Timur Han, gayet sade, mütevazı ve dervişane bir hayat yaşardı.
Bir gün, adamlarıyla bir yerde oturmuş, âlim ve Velilerin “rahmetullahi aleyhim” halinden konuşuyorlardı ki, ilerden bir grup insanın geçtiğini gördüler.
Ve bunlar kimdir diye merak ettiler.
Sorup araştırınca, Hak dostlarından Seyyid Emir Külal hazretleri ve talebeleri olduğunu öğrendiler ahaliden.
Timur Han bunu öğrenince, koşup yetişti bu zata.
Ve edeble yaklaşıp;
- Efendim, duanıza çok muhtacım, dedi
Ve kavuştu müstecap duasına.
Âlimleri severdi
Timur Han, Seyyid Emir Külal hazretlerini “rahmetullahi aleyh” bir başka gün de yine yolda görüp, duasını istemişti.
O büyük zat da dua edip;
- Sana, ilerde çok mühim işler olacak, buyurdu.
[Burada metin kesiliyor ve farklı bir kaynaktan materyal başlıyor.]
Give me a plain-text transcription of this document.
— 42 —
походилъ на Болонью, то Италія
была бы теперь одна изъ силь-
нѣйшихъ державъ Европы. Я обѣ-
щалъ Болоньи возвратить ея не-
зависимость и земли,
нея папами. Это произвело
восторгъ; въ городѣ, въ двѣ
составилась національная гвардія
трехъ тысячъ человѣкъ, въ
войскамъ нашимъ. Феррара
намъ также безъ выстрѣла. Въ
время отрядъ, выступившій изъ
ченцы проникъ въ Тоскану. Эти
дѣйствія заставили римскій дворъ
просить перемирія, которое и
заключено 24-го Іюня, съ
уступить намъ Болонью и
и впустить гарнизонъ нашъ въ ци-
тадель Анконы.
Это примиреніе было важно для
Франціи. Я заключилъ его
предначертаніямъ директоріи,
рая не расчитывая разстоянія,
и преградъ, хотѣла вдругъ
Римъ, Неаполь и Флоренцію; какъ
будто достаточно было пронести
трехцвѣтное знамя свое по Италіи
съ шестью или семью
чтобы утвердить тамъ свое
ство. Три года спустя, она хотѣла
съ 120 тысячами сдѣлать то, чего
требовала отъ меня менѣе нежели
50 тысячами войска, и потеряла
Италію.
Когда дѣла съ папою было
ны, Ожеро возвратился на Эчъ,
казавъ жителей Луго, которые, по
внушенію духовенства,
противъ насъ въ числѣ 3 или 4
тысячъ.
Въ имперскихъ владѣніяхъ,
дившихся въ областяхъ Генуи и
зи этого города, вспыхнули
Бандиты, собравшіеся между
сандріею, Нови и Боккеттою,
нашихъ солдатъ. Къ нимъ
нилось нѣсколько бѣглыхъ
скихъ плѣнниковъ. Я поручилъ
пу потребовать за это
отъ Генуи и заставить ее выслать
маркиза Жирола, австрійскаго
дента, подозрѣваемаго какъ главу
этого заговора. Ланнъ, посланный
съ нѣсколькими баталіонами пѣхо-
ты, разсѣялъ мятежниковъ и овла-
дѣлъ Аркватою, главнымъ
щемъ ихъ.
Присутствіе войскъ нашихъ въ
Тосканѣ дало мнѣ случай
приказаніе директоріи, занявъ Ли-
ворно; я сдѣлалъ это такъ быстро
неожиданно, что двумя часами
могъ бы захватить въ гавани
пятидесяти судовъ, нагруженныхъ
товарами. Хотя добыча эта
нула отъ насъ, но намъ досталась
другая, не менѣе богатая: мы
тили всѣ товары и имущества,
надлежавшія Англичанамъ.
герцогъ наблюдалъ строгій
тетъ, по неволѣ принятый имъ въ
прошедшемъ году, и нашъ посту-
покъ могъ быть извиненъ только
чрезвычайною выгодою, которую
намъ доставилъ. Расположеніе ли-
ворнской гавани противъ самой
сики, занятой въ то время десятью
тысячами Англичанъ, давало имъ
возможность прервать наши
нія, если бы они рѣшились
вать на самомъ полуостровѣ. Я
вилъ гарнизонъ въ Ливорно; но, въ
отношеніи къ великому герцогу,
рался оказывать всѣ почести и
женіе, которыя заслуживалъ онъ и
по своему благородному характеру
Hepsinde muvaffak olacak ve bu ülkeyi baştan başa mülküne katacaksın.
Sonra yoluna devam etti.
Namazını kılıp, bir talebesini çağırdı ve;
- Süratle Emir Timur'a git. Oturuyorsa kalksın, ayaktaysa, ordusunu alıp hızla Harezm'in fethine gitsin. Oradan da Semerkant'a yürüsün!
Ve ekledi:
- Velilerin “rahmetullahi aleyhim” ruhları onunla beraberdir.
Talebe;
- Baş üstüne efendim, deyip fırladı hemen.
O geldiğinde, ayakta duruyordu Timur Han.
Bu haberi alır almaz,
- Emri başım gözüm üstüne! dedi.
Ve ordusunu alıp, o gün harekete geçti.
Önce Harezm’i fethetti.
Ardından Semerkant’ı kattı ülkesine.
E, ne demiş büyükler?
Evliyanın himmeti, dağı bile devirir.